I have a database and would like to know how many people (identified by ID) match a characteristic. The list is like this:
111 A
109 A
112 A
111 A
108 A
I only need to count how many 'ID's have that feature, the problem is there duplicated ID's. I've tried with
count(df, vars = ID)
but it does not show the total number of ID's, just how many times they are repeated. Same with
count(df, c('ID')
as it shows the total number of ID's and many of them are duplicated, I need to count them one single time.
Do you have any suggestions? Using table function is not an option because of the size of this database.

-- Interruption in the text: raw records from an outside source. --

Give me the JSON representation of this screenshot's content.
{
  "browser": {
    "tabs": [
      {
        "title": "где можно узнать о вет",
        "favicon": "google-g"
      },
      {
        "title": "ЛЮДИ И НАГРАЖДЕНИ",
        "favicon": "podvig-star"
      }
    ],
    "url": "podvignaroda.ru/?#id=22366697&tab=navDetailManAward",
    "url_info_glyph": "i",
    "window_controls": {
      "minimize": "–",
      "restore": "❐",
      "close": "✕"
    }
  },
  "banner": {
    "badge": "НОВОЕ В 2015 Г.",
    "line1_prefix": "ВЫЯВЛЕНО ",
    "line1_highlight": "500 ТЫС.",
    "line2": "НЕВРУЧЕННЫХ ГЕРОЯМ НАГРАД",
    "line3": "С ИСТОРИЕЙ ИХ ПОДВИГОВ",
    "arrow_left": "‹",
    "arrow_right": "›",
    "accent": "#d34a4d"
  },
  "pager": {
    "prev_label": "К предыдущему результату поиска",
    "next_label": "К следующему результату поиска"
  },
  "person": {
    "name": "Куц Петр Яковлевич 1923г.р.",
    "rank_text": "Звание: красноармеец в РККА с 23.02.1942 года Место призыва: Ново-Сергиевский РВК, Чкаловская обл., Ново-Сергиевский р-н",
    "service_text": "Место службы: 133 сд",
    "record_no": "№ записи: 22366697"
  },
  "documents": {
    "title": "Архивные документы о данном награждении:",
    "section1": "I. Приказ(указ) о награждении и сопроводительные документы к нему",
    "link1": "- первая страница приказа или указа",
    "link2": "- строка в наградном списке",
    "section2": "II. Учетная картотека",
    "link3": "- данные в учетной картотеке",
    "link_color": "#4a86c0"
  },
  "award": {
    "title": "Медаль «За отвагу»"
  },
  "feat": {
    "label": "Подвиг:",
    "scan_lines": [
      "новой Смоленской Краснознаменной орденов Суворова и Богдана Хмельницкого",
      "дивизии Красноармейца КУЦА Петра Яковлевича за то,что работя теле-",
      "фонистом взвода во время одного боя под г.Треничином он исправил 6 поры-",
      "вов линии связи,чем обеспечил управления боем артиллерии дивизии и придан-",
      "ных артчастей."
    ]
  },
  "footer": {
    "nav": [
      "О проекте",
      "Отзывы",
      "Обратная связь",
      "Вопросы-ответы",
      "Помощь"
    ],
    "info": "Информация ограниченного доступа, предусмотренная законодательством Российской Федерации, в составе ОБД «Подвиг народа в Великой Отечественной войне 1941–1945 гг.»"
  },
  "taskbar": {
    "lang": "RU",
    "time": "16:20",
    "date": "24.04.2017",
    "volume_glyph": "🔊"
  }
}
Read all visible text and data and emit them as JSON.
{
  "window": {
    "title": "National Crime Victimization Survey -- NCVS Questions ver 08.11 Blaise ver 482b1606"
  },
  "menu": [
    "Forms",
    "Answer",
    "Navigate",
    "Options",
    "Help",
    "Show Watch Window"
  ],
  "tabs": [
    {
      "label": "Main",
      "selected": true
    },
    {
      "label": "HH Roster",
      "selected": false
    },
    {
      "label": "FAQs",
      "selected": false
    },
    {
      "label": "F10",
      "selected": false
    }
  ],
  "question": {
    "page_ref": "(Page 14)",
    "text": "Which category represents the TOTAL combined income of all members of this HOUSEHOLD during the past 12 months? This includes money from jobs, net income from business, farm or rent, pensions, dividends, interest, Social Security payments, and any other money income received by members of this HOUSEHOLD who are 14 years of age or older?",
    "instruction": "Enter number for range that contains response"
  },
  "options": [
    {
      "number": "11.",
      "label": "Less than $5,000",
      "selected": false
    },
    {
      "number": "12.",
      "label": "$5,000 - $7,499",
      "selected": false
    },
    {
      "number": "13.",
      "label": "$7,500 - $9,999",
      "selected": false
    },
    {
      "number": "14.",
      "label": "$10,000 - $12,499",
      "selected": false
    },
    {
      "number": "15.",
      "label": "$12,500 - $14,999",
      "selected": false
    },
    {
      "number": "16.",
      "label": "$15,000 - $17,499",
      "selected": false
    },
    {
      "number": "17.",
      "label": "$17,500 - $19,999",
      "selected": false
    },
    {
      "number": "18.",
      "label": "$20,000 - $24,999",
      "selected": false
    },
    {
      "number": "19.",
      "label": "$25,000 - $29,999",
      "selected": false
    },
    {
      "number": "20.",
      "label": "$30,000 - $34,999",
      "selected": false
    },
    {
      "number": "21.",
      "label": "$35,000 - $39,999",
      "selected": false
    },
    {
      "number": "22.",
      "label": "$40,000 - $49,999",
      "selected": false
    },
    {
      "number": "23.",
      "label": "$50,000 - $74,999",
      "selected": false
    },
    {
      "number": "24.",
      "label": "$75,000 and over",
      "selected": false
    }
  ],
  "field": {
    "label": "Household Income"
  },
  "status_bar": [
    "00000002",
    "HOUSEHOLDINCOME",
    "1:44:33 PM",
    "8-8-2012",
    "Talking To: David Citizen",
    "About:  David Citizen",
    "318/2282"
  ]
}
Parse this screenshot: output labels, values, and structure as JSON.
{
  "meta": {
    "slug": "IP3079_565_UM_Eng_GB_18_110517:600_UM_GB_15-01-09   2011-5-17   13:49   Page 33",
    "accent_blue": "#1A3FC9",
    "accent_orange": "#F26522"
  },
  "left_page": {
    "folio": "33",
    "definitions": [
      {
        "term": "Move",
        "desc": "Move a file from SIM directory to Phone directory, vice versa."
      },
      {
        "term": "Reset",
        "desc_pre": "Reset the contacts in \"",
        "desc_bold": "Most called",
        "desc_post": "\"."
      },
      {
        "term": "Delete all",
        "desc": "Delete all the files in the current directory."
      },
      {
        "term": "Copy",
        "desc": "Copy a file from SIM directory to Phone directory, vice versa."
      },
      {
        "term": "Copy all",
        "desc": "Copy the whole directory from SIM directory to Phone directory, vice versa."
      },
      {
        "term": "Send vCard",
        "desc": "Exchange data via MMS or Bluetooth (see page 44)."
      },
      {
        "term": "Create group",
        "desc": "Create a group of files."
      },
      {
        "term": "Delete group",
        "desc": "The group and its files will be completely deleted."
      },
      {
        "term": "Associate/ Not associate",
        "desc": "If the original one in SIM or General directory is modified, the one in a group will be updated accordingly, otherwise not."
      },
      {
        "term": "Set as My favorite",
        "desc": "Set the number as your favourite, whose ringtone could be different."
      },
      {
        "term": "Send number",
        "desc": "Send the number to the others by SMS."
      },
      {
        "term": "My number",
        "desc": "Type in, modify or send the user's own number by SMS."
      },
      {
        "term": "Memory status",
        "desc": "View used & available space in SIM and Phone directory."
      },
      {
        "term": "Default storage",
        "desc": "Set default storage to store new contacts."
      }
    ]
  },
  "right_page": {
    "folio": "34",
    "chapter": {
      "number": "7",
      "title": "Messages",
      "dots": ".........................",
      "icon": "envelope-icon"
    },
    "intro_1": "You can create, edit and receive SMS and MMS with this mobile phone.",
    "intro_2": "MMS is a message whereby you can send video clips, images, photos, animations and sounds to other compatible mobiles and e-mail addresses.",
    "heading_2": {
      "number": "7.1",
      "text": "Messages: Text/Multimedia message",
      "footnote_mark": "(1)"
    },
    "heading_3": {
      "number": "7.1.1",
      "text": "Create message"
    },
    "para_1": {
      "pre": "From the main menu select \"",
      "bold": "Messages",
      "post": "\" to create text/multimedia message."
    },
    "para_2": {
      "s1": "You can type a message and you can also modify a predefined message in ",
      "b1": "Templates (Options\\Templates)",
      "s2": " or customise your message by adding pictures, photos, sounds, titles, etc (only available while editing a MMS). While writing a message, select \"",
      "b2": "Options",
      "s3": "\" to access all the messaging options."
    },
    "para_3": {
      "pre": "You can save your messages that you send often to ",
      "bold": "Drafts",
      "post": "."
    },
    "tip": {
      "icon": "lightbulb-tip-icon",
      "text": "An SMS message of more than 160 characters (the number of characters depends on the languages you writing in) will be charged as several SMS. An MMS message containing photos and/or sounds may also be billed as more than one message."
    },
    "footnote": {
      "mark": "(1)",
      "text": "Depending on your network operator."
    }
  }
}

We can use n_distinct() from dplyr to count the number of unique values for a column in a data frame.
textFile <- "id var1
111 A
109 A
112 A
111 A
108 A"
df <- read.table(text = textFile,header = TRUE)
library(dplyr)
df %>% summarise(count = n_distinct(id))
# count
# 1 4
We can also summarise the counts within one or more by_group() columns.
textFile <- "id var1
111 A
109 A
112 A
111 A
108 A
201 B
202 B
202 B
111 B
112 B
109 B"
df <- read.table(text = textFile,header = TRUE)
df %>% group_by(var1) %>% summarise(count = n_distinct(id))
# A tibble: 2 x 2
# var1 count
# <chr> <int>
# 1 A 4
# 2 B 5